In the Seton Hall game, they were only able to grab six offensive boards, largely because they faced a premier big man in Angel Delgado. Without their usual offensive rebound count, Rutgers had to hit jump shots and get to the basket.

Corey Sanders or Nigel Johnson did a nice job creating offense for Rutgers. They definitely pass the eye-test in terms of being quality scorers and ball handlers. The two guards combined for more than half of the teams 61 total points.

However, when you get beyond those two guys, there isn’t one player who can consistently create his own shot. Junior shooting guard Mike Williams tries, but he’s more of a three point specialist. While swingman Deshawn Freeman is a nice player, he relies more on hustle than actual offensive talent.

Rutgers needs to develop another guy who can handle the ball, or continue to be handicapped by only having Sanders and Johnson.

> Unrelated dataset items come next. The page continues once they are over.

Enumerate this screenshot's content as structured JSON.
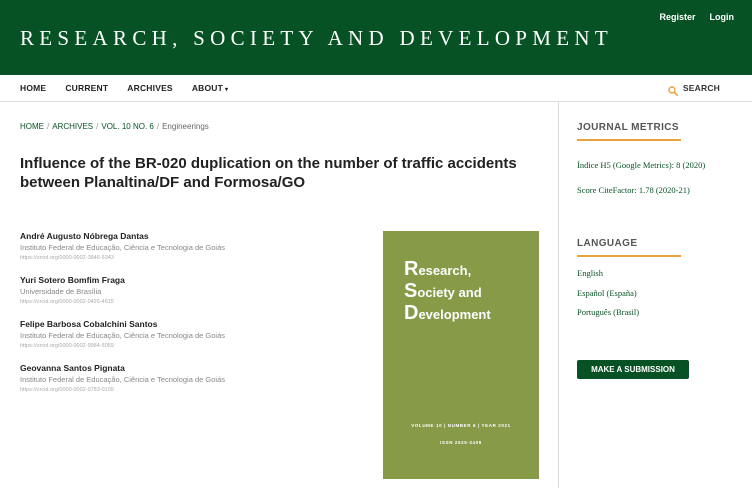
{
  "header": {
    "site_title": "RESEARCH, SOCIETY AND DEVELOPMENT",
    "register_label": "Register",
    "login_label": "Login",
    "background_color": "#075224"
  },
  "nav": {
    "items": [
      {
        "label": "HOME"
      },
      {
        "label": "CURRENT"
      },
      {
        "label": "ARCHIVES"
      },
      {
        "label": "ABOUT"
      }
    ],
    "about_caret": "▾",
    "search_label": "SEARCH",
    "search_icon": "search-icon",
    "accent_color": "#e8a33c"
  },
  "breadcrumb": {
    "items": [
      "HOME",
      "ARCHIVES",
      "VOL. 10 NO. 6"
    ],
    "separator": "/",
    "current": "Engineerings"
  },
  "article": {
    "title": "Influence of the BR-020 duplication on the number of traffic accidents between Planaltina/DF and Formosa/GO",
    "authors": [
      {
        "name": "André Augusto Nóbrega Dantas",
        "affiliation": "Instituto Federal de Educação, Ciência e Tecnologia de Goiás",
        "orcid": "https://orcid.org/0000-0002-3846-5343"
      },
      {
        "name": "Yuri Sotero Bomfim Fraga",
        "affiliation": "Universidade de Brasília",
        "orcid": "https://orcid.org/0000-0002-0426-4615"
      },
      {
        "name": "Felipe Barbosa Cobalchini Santos",
        "affiliation": "Instituto Federal de Educação, Ciência e Tecnologia de Goiás",
        "orcid": "https://orcid.org/0000-0002-9984-5059"
      },
      {
        "name": "Geovanna Santos Pignata",
        "affiliation": "Instituto Federal de Educação, Ciência e Tecnologia de Goiás",
        "orcid": "https://orcid.org/0000-0002-0783-0109"
      }
    ]
  },
  "cover": {
    "title_lines": [
      {
        "cap": "R",
        "rest": "esearch,"
      },
      {
        "cap": "S",
        "rest": "ociety and"
      },
      {
        "cap": "D",
        "rest": "evelopment"
      }
    ],
    "volume_line": "VOLUME 10 | NUMBER 6 | YEAR 2021",
    "issn_line": "ISSN 2525-3409",
    "background_color": "#869a47"
  },
  "sidebar": {
    "metrics_title": "JOURNAL METRICS",
    "metrics_links": [
      "Índice H5 (Google Metrics): 8 (2020)",
      "Score CiteFactor: 1.78 (2020-21)"
    ],
    "language_title": "LANGUAGE",
    "languages": [
      "English",
      "Español (España)",
      "Português (Brasil)"
    ],
    "submit_label": "MAKE A SUBMISSION"
  }
}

On the bright side, the Scarlet Knights did have some success with high/low ball movement in the first half. With so many quality big guys, that could be a spot where they can increase their offensive output.

3. Seven-footer C.J Gettys Struggled Against Angel Delgado.

Hopefully it was just an off game for the graduate-transfer from UNCW. In only 16 minutes, Gettys turned the ball over four times and was 1 for 7 from the field.

The four turnovers are a season high for Gettys and the 14.2 percent shooting was a season low. Some of the plays he made were very uncharacteristic; including a wide open missed lay-up, an airballed hook shot, and an errant pass at the top of the key that ended up in the second row.

Maybe the most telling statistic of all though, was the fact that he didn’t grab a single rebound.

Despite the poor performance, Gettys is a key contributor for Rutgers this year. The team certainly wouldn’t be 11-2 without him. Moving forward, I hope he can put this game behind him and get back to producing efficient games for the Scarlet Knights.


This game was equal parts heartbreaking and encouraging. Going into the game, fans knew how much the win would have meant to the program. To have them be up at halftime and then lose, made the loss tough to swallow.

On the other hand, they did show a national audience that they’re no longer a laughing stock. Even in a loss, it’s clear that Rutgers can now regularly compete in the Big Ten.